То же происходит и с культурой русского зарубежья, с которой «снимается» ее идеологическое звучание — как культуры несоветской или антисоветской: например, эмигрантская литература осваивается как постсоветская и действительно становится одной из составных частей постсоветской литературы и культуры в целом. Музыка или изобразительное искусство русского зарубежья еще легче (по сравнению с литературой, более идеологизированной) включаются в постсоветское смысловое пространство. В результате разные ступени архитектоники русской культуры ХХ века оказываются не иерархизированными, а рядоположенными: досоветское, советское, русско-зарубежное, постсоветское встроены в единый смысловой контекст как взаимодополнительные (а не противоборствующие) части целого. То же происходит и со ступенями советской архитектоники, которые рассматриваются (извне этой конструкции) не только как очевидная последовательность этапов исторического развития, но и как условная одновременность составных частей русской культуры ХХ века.
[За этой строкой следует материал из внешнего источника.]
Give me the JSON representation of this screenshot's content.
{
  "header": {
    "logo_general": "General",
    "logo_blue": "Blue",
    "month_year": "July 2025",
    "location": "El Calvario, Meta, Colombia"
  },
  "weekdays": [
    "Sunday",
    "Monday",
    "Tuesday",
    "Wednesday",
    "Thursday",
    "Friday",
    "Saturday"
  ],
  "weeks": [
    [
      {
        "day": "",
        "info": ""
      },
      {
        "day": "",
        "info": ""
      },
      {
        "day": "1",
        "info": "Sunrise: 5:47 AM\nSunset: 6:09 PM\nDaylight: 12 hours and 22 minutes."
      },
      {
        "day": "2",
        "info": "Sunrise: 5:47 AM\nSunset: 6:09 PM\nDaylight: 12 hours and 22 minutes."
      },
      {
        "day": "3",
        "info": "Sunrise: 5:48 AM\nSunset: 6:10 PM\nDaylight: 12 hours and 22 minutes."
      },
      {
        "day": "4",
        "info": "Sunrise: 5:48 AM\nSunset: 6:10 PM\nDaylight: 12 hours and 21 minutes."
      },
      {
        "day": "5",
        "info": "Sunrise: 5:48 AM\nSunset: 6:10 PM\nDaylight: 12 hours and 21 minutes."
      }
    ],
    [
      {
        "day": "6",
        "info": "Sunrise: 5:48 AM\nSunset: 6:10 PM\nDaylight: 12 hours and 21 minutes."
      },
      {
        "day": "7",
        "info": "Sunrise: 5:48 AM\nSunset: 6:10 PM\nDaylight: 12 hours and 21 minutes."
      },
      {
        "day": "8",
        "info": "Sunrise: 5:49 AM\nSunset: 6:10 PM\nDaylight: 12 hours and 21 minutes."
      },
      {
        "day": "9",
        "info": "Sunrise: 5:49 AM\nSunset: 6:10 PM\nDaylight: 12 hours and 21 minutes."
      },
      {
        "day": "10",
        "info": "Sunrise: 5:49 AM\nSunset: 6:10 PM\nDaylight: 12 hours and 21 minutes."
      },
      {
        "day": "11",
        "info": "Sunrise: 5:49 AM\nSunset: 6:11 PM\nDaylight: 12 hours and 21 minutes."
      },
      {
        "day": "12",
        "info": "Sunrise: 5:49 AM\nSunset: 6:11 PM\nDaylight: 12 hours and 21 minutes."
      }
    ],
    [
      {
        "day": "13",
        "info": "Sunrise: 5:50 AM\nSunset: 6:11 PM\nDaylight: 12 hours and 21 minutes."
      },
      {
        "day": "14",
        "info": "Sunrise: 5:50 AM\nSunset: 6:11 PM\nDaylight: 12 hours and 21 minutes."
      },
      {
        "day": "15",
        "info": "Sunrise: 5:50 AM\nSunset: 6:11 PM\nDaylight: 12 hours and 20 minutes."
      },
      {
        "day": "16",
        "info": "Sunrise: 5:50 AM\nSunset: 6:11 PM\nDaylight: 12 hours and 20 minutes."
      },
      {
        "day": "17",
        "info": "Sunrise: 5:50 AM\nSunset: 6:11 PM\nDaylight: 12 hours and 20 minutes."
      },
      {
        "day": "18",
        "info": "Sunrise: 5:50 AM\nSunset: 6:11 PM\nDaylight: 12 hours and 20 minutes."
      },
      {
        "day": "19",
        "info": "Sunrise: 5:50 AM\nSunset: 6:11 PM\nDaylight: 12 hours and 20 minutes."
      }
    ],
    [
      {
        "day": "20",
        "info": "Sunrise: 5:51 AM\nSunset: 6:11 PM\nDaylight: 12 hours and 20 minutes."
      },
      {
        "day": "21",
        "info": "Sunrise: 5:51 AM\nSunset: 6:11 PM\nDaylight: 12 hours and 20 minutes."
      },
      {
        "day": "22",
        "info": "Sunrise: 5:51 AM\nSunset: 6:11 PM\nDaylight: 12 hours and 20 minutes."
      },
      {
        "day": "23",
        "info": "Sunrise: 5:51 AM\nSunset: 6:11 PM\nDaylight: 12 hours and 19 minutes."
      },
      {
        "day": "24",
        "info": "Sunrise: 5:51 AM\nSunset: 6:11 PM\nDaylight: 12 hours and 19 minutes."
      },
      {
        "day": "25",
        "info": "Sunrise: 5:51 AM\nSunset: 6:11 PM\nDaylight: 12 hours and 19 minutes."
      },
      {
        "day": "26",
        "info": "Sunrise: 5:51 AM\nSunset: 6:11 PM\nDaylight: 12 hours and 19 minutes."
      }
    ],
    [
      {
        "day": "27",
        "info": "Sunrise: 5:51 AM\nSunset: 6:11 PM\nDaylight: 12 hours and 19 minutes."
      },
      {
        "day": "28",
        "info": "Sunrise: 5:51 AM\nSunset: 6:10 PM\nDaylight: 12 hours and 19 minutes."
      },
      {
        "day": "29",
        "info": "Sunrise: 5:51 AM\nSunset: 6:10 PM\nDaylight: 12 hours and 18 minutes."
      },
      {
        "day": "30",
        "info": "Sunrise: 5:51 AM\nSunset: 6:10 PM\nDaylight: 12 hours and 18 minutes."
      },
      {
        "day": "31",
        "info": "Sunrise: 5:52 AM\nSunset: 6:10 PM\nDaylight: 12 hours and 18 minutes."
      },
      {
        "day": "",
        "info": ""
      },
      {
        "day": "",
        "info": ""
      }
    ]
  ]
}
Как новая (очередная) ступень культурно-исторической архитектоники постсоветская культура непосредственно опирается прежде всего на предшествующую ей советскую культуру в единстве трех ее модусов — оттепельно-перестроечного (1953 — 1991), монументально-сталинского (1932 — 1953) и переходно-революционного (1917 — 1932); а также на параллельную им русско-зарубежную (эмигрантскую) культуру, в которой можно различить пласты антисоветской, несоветской и просоветской культуры. Кроме того, постсоветская культура опосредованно, так сказать, «через голову» советской культуры, обращается к развивающейся подспудно, в лоне советской культуры, околосоветской культуре и к литературе досоветской, включая русскую литературную классику XIX века и литературу Серебряного века, предшествующие не только советской культуре, но и культуре русского зарубежья. Таким образом, постсоветская культура интегрирует и синтезирует в себе советскую культуру и всю внесоветскую культуру, «снимая» в себе их политико-идеологические разногласия и смысловые расхождения и объединяя их этически и эстетически как разные стороны (и составные части) русско-российской культуры ХХ века, понимаемой как единый гипертекст современности [36].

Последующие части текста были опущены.